Plain "MRI Protocol for Meningitis"
Sag T1
Ax T1
Ax T2 FSE/TSE
Ax FLAIR FSE/TSE
Ax DWI / ADC / B0
Cor T2 FSE/TSE
Post Contrast "MRI Protocol for Meningitis"
T1 Axial
T1 Coronal
FLAIR Axial
"MRI Protocol for Meningitis" Technical Notes
- Coronal and sagittal thin-section, heavily T2-weighted MRIs may show CSF leaks, which may be the source of infection in cases of recurrent meningitis.
- Plain and contrast-enhanced MRIs help to depict the complications of meningitis. Such complications include empyema/effusion, cerebritis/abscess, venous thrombosis, venous and arterial infarcts, ventriculitis, hydrocephalus, and edema (with or without cerebral herniation).

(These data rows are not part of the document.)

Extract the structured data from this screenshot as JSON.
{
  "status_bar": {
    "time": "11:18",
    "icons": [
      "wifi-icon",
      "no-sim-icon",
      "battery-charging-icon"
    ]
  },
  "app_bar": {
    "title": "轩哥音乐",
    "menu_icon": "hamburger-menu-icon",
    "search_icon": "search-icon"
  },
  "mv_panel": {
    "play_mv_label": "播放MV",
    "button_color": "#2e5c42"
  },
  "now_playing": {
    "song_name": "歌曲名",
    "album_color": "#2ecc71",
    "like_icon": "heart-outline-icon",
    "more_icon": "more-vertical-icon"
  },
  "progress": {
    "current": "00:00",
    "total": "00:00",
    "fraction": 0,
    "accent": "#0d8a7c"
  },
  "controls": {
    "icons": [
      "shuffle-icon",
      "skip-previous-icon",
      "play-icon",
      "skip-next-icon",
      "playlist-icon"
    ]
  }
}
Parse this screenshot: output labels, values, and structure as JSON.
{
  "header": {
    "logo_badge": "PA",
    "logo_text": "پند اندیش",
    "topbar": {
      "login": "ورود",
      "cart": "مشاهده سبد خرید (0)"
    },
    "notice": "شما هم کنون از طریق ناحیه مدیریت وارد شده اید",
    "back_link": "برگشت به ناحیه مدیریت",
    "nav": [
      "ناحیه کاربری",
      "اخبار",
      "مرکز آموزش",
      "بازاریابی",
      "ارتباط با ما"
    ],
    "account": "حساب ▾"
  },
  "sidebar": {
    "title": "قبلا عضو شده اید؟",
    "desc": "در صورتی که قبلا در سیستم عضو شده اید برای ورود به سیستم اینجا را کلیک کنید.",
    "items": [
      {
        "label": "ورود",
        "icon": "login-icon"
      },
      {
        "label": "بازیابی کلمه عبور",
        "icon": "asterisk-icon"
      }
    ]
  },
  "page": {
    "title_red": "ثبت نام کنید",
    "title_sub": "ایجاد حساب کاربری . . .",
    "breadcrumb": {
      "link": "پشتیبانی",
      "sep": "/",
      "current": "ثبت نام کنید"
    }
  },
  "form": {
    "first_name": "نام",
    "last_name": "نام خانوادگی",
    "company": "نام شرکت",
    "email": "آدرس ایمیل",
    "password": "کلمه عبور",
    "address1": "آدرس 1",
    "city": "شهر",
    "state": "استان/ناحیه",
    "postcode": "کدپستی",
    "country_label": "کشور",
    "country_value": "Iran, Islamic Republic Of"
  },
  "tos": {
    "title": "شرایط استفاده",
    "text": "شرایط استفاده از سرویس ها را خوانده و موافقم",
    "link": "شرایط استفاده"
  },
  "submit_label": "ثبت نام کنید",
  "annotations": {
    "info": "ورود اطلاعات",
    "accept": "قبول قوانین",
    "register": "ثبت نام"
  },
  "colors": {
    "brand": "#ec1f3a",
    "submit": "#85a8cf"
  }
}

- The imaging features of meningitis are non-specific, demonstrating abnormal meningeal enhancement. MRI is superior to CT in the evaluation of patients with suspected meningitis
- Add FLAIR post gad in suspected meningeal disease.
- For brainstem and midline lesions get sagittal post gad instead of coronal.
- For pineal lesions add thin sagittal T2 and T1 pre and post gad images.
- Single voxel spectroscopy (TE 35 and 144) on all new mass lesions
- Multi voxel only on suspected gliomas. For follow-up use TE 144.
T1 weighted pre and post-contrast MRI's demonstrate non-specific abnormal meningeal enhancement.